Beryl shook her head. “I'm not sure she'll ever really be the same, Mr. Cody. She's not as old as she looks but she's kind of frail. And now she seems, I don't know, nervous all the time and kind of distant. I'm getting worried about what happens if I get a job out of town. My parents don't see her all that often and my grandfather died when Dad was little.”
“She's such a sweet lady,” Lynda said.
Beryl took our orders - Caffeine-Free Diet Coke and a low-fat tuna salad sandwich for me, Mountain Dew and a bowl of chili for Lynda.
No French fries with the chili?
She hadn't been married to me half a year yet and Lynda was already becoming a health-food fanatic by her standards.
She watched as Beryl hustled away with the order. “She's a cute kid.”
“Oh, really? I hadn't noticed.”
“You're married, Jeff, not dead. You noticed.”
Okay, I noticed.
“Is there a point to this?”
“Just that I bet Thurston Calder noticed, too.”
Within a few minutes Beryl brought us our drinks. “Here you go!”
“Thanks, Beryl,” Lynda said. “I've been wondering something. We've learned that Thurston Calder was quite a ladies' man. Did you happen to see him talking to any young women that night at the gallery?”
“No, I don't think so. I really wasn't looking at him. We never met.”
“So he didn't, for instance, come on to you?”
“Of course not!” Beryl fled.
“What do you think?” I asked Lynda.
“I really don't know. Maybe she was just embarrassed at being asked the question. But I'm still wondering.”
That evening after work, I barely had time to drop my briefcase on the floor and start wondering when Lynda would be home when the doorbell rang. I was startled to see Lillian Peacock standing at the door. She was wearing a blue housedress, about the same cornflower shade as her eyes and Beryl's. It contrasted nicely with her pure white hair.
“May I come in, Mr. Cody?

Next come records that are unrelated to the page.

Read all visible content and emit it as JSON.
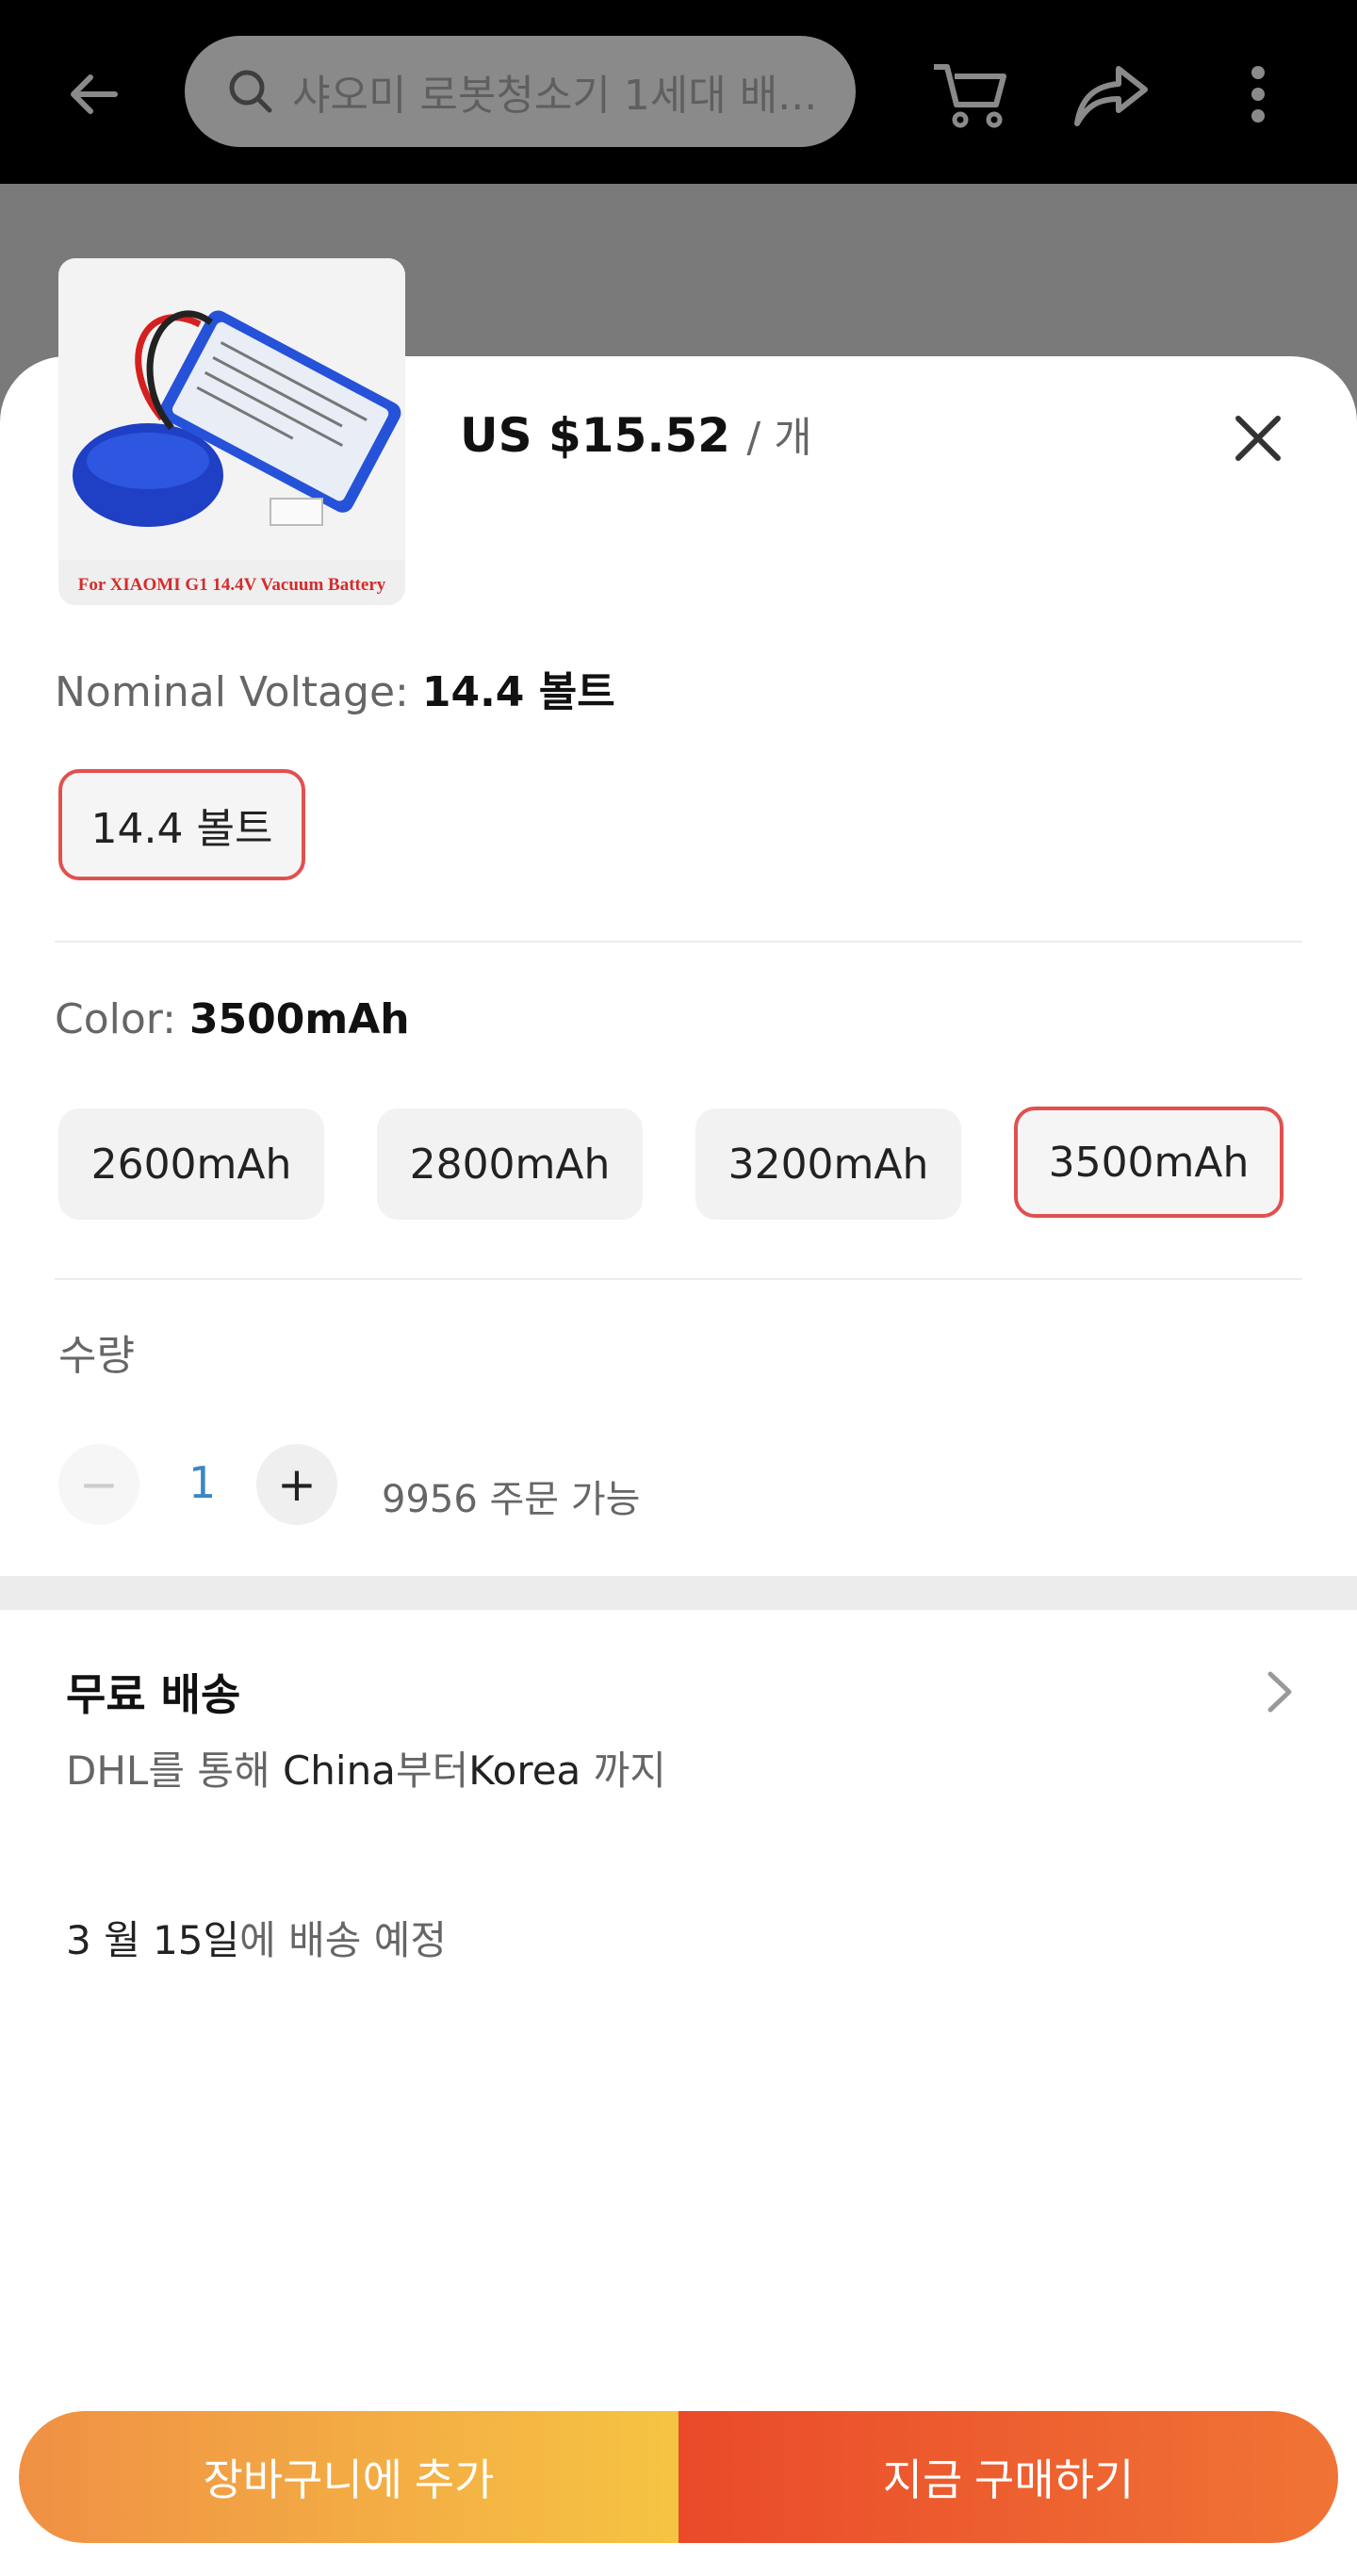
{
  "header": {
    "search_placeholder": "샤오미 로봇청소기 1세대 배...",
    "icons": [
      "back-arrow-icon",
      "search-icon",
      "cart-icon",
      "share-icon",
      "more-icon"
    ]
  },
  "product": {
    "image_caption": "For XIAOMI G1 14.4V Vacuum Battery",
    "price": "US $15.52",
    "price_unit": "/ 개"
  },
  "voltage": {
    "label": "Nominal Voltage:",
    "selected": "14.4 볼트",
    "options": [
      "14.4 볼트"
    ]
  },
  "color": {
    "label": "Color:",
    "selected": "3500mAh",
    "options": [
      "2600mAh",
      "2800mAh",
      "3200mAh",
      "3500mAh"
    ]
  },
  "quantity": {
    "label": "수량",
    "minus": "−",
    "plus": "+",
    "value": "1",
    "available": "9956 주문 가능"
  },
  "shipping": {
    "title": "무료 배송",
    "via_prefix": "DHL를 통해 ",
    "from": "China",
    "from_suffix": "부터",
    "to": "Korea",
    "to_suffix": " 까지",
    "eta_date": "3 월 15일",
    "eta_suffix": "에 배송 예정"
  },
  "actions": {
    "add_to_cart": "장바구니에 추가",
    "buy_now": "지금 구매하기"
  },
  "colors": {
    "accent_red": "#e0504f",
    "cart_gradient": [
      "#f09044",
      "#f6c443"
    ],
    "buy_gradient": [
      "#ea4a2a",
      "#f07435"
    ]
  }
}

I'd like to talk with you about the murder.”
“You'd be most welcome, Mrs. Peacock, but I think it would be a better idea if we go next door and see Professor McCabe. Whatever you have to say, I'm sure he'd like to hear it.”
Her eyebrows knitted together. “You live next door to your brother-in-law?”

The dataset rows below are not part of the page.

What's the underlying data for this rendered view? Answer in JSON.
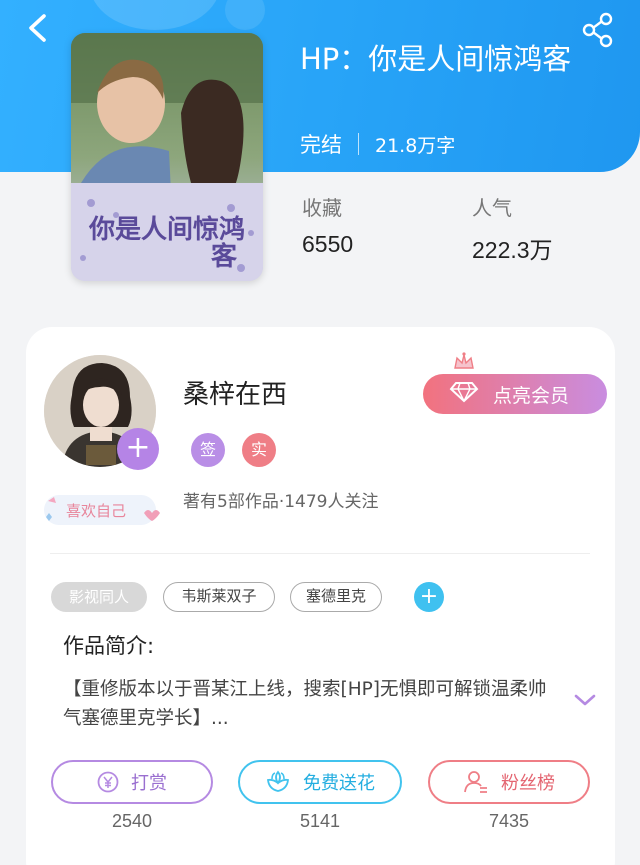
{
  "header": {
    "back_icon": "chevron-left-icon",
    "share_icon": "share-icon"
  },
  "book": {
    "title": "HP：你是人间惊鸿客",
    "status": "完结",
    "word_count": "21.8万字",
    "cover_image": "book-cover-art",
    "cover_title": "你是人间惊鸿",
    "cover_title_2": "客",
    "stats": [
      {
        "label": "收藏",
        "value": "6550"
      },
      {
        "label": "人气",
        "value": "222.3万"
      }
    ]
  },
  "author": {
    "name": "桑梓在西",
    "avatar": "author-avatar",
    "badges": [
      {
        "text": "签",
        "color": "#b98ee6"
      },
      {
        "text": "实",
        "color": "#ef7e86"
      }
    ],
    "summary": "著有5部作品·1479人关注",
    "like_self_label": "喜欢自己",
    "vip_button_label": "点亮会员"
  },
  "tags": [
    "影视同人",
    "韦斯莱双子",
    "塞德里克"
  ],
  "intro": {
    "heading": "作品简介:",
    "text": "【重修版本以于晋某江上线，搜索[HP]无惧即可解锁温柔帅气塞德里克学长】..."
  },
  "actions": [
    {
      "label": "打赏",
      "count": "2540",
      "icon": "yen-icon",
      "color": "#b58ae2"
    },
    {
      "label": "免费送花",
      "count": "5141",
      "icon": "flower-icon",
      "color": "#41c3ee"
    },
    {
      "label": "粉丝榜",
      "count": "7435",
      "icon": "user-icon",
      "color": "#ef7e86"
    }
  ]
}
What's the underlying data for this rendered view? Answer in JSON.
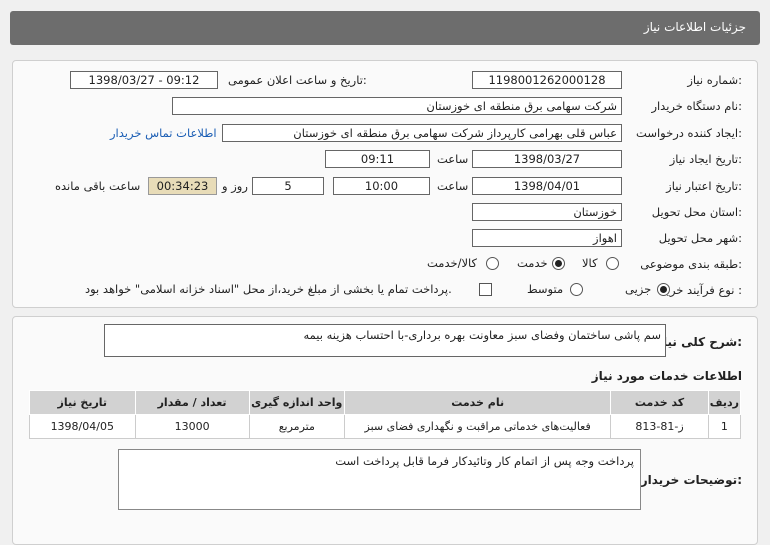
{
  "header": {
    "title": "جزئیات اطلاعات نیاز"
  },
  "form": {
    "need_number_label": "شماره نیاز:",
    "need_number": "1198001262000128",
    "announce_label": "تاریخ و ساعت اعلان عمومی:",
    "announce_value": "1398/03/27 - 09:12",
    "buyer_org_label": "نام دستگاه خریدار:",
    "buyer_org": "شرکت سهامی برق منطقه ای خوزستان",
    "requester_label": "ایجاد کننده درخواست:",
    "requester": "عباس قلی بهرامی کارپرداز شرکت سهامی برق منطقه ای خوزستان",
    "contact_link": "اطلاعات تماس خریدار",
    "create_date_label": "تاریخ ایجاد نیاز:",
    "create_date": "1398/03/27",
    "time_label": "ساعت",
    "create_time": "09:11",
    "validity_label": "تاریخ اعتبار نیاز:",
    "validity_date": "1398/04/01",
    "validity_time": "10:00",
    "days_value": "5",
    "days_label": "روز و",
    "remaining_time": "00:34:23",
    "remaining_label": "ساعت باقی مانده",
    "province_label": "استان محل تحویل:",
    "province": "خوزستان",
    "city_label": "شهر محل تحویل:",
    "city": "اهواز",
    "category_label": "طبقه بندی موضوعی:",
    "category_options": [
      "کالا",
      "خدمت",
      "کالا/خدمت"
    ],
    "category_selected": "خدمت",
    "process_label": "نوع فرآیند خرید :",
    "process_options": [
      "جزیی",
      "متوسط"
    ],
    "process_selected": "جزیی",
    "payment_note": "پرداخت تمام یا بخشی از مبلغ خرید،از محل \"اسناد خزانه اسلامی\" خواهد بود."
  },
  "summary": {
    "label": "شرح کلی نیاز:",
    "text": "سم پاشی ساختمان وفضای سبز معاونت بهره برداری-با احتساب هزینه بیمه"
  },
  "services": {
    "title": "اطلاعات خدمات مورد نیاز",
    "columns": [
      "ردیف",
      "کد خدمت",
      "نام خدمت",
      "واحد اندازه گیری",
      "تعداد / مقدار",
      "تاریخ نیاز"
    ],
    "rows": [
      [
        "1",
        "ز-81-813",
        "فعالیت‌های خدماتی مراقبت و نگهداری فضای سبز",
        "مترمربع",
        "13000",
        "1398/04/05"
      ]
    ]
  },
  "buyer_notes": {
    "label": "توضیحات خریدار:",
    "text": "پرداخت وجه پس از اتمام کار وتائیدکار فرما قابل پرداخت است"
  },
  "colors": {
    "header_bg": "#6d6d6d",
    "link": "#1a5db4",
    "remaining_bg": "#e8dcb8"
  }
}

That's when I realized it was time for Lynda and me to move out of Mac's carriage house that had been my bachelor pad. We needed our own place. I would still pedal my bicycle to work, though; that was a non-negotiable.
“It's just temporary,” I said hastily. “Let's go see Mac.”

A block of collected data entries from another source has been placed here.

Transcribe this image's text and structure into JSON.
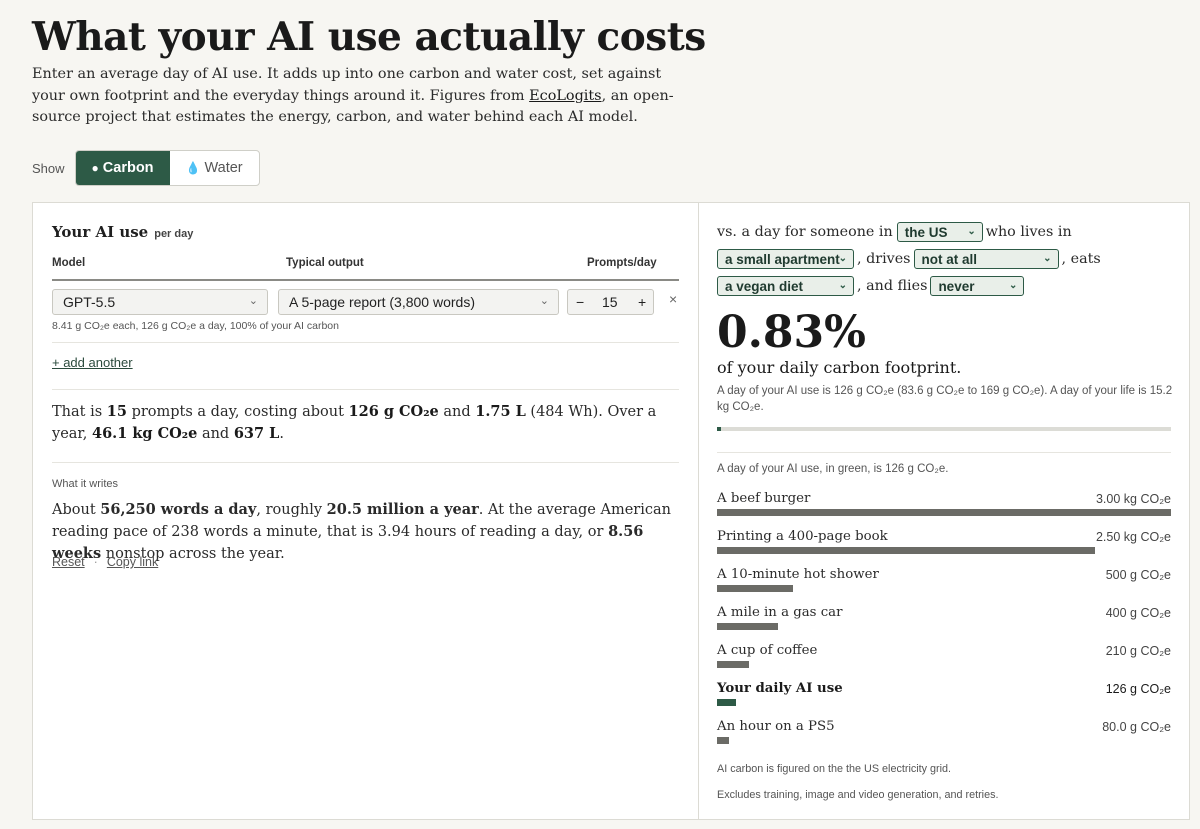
{
  "title": "What your AI use actually costs",
  "intro": {
    "before": "Enter an average day of AI use. It adds up into one carbon and water cost, set against your own footprint and the everyday things around it. Figures from ",
    "link": "EcoLogits",
    "after": ", an open-source project that estimates the energy, carbon, and water behind each AI model."
  },
  "show": {
    "label": "Show",
    "options": [
      {
        "label": "Carbon",
        "icon": "carbon-icon",
        "active": true
      },
      {
        "label": "Water",
        "icon": "water-drop-icon",
        "active": false
      }
    ]
  },
  "left": {
    "heading": "Your AI use",
    "heading_sub": "per day",
    "col_model": "Model",
    "col_output": "Typical output",
    "col_prompts": "Prompts/day",
    "model": "GPT-5.5",
    "output": "A 5-page report (3,800 words)",
    "prompts": "15",
    "minus": "−",
    "plus": "+",
    "remove": "×",
    "row_note": "8.41 g CO₂e each, 126 g CO₂e a day, 100% of your AI carbon",
    "add": "+ add another",
    "summary": {
      "t1": "That is ",
      "prompts": "15",
      "t2": " prompts a day, costing about ",
      "carbon": "126 g CO₂e",
      "t3": " and ",
      "water": "1.75 L",
      "t4": " (484 Wh). Over a year, ",
      "year_carbon": "46.1 kg CO₂e",
      "t5": " and ",
      "year_water": "637 L",
      "t6": "."
    },
    "writes_label": "What it writes",
    "writes": {
      "t1": "About ",
      "words_day": "56,250 words a day",
      "t2": ", roughly ",
      "words_year": "20.5 million a year",
      "t3": ". At the average American reading pace of 238 words a minute, that is 3.94 hours of reading a day, or ",
      "weeks": "8.56 weeks",
      "t4": " nonstop across the year."
    },
    "reset": "Reset",
    "sep": "·",
    "copy": "Copy link"
  },
  "right": {
    "s1": "vs. a day for someone in",
    "country": "the US",
    "s2": "who lives in",
    "home": "a small apartment",
    "s3": ", drives",
    "drives": "not at all",
    "s4": ", eats",
    "diet": "a vegan diet",
    "s5": ", and flies",
    "flies": "never",
    "percent": "0.83%",
    "percent_sub": "of your daily carbon footprint.",
    "detail": "A day of your AI use is 126 g CO₂e (83.6 g CO₂e to 169 g CO₂e). A day of your life is 15.2 kg CO₂e.",
    "share_fraction": 0.0083,
    "compare_note": "A day of your AI use, in green, is 126 g CO₂e.",
    "items": [
      {
        "label": "A beef burger",
        "value_text": "3.00 kg CO₂e",
        "value_g": 3000,
        "ai": false
      },
      {
        "label": "Printing a 400-page book",
        "value_text": "2.50 kg CO₂e",
        "value_g": 2500,
        "ai": false
      },
      {
        "label": "A 10-minute hot shower",
        "value_text": "500 g CO₂e",
        "value_g": 500,
        "ai": false
      },
      {
        "label": "A mile in a gas car",
        "value_text": "400 g CO₂e",
        "value_g": 400,
        "ai": false
      },
      {
        "label": "A cup of coffee",
        "value_text": "210 g CO₂e",
        "value_g": 210,
        "ai": false
      },
      {
        "label": "Your daily AI use",
        "value_text": "126 g CO₂e",
        "value_g": 126,
        "ai": true
      },
      {
        "label": "An hour on a PS5",
        "value_text": "80.0 g CO₂e",
        "value_g": 80,
        "ai": false
      }
    ],
    "footnote1": "AI carbon is figured on the the US electricity grid.",
    "footnote2": "Excludes training, image and video generation, and retries."
  },
  "colors": {
    "accent": "#2d5a46",
    "bar": "#6b6b66",
    "background": "#f7f6f2"
  }
}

A few minutes later we were sitting by a fire in the McCabe study.
Lillian Peacock sat primly with her hands folded on her lap. “I came to see Mr. Cody because I'm concerned about my granddaughter. You were asking Beryl some questions about Thurston Calder. Surely you can't suspect her of some involvement in that awful murder?”
She stared straight at me, blue eyes piercing. I wanted to fall through the floor.
Technically, Lynda was the one asking the questions. I just happened to be there.
Mac also looked at me, quizzically. I hadn't told him about our talk with Beryl because there wasn't much to tell.
“We've been asking a lot of people a lot of questions, Mrs. Peacock,” I said. “Mr. Calder had a reputation for pursuing young women. Lynda and I were trying to establish whether he brought that habit with him to Erin. If he did, that could be significant.”
“I see. So you suspect a crime of passion?”
“There certainly seems to have been some passion involved in the delivery of the blow,” Mac observed.
Lillian Peacock nodded. “I see that, but still...” Her eyes fell on the three Calder books that lay on the coffee table. “Mr. Calder wrote that book about art fraud. I read about that in
The Erin Observer
. Perhaps he became aware of something like that here in Erin.”
Miss Marple on the case!
A dark cloud passed over Mac's face as he recalled the fiasco in Adam Mendenhall's office. “I can assure you, Mrs. Peacock, that possibility has been explored to no avail.”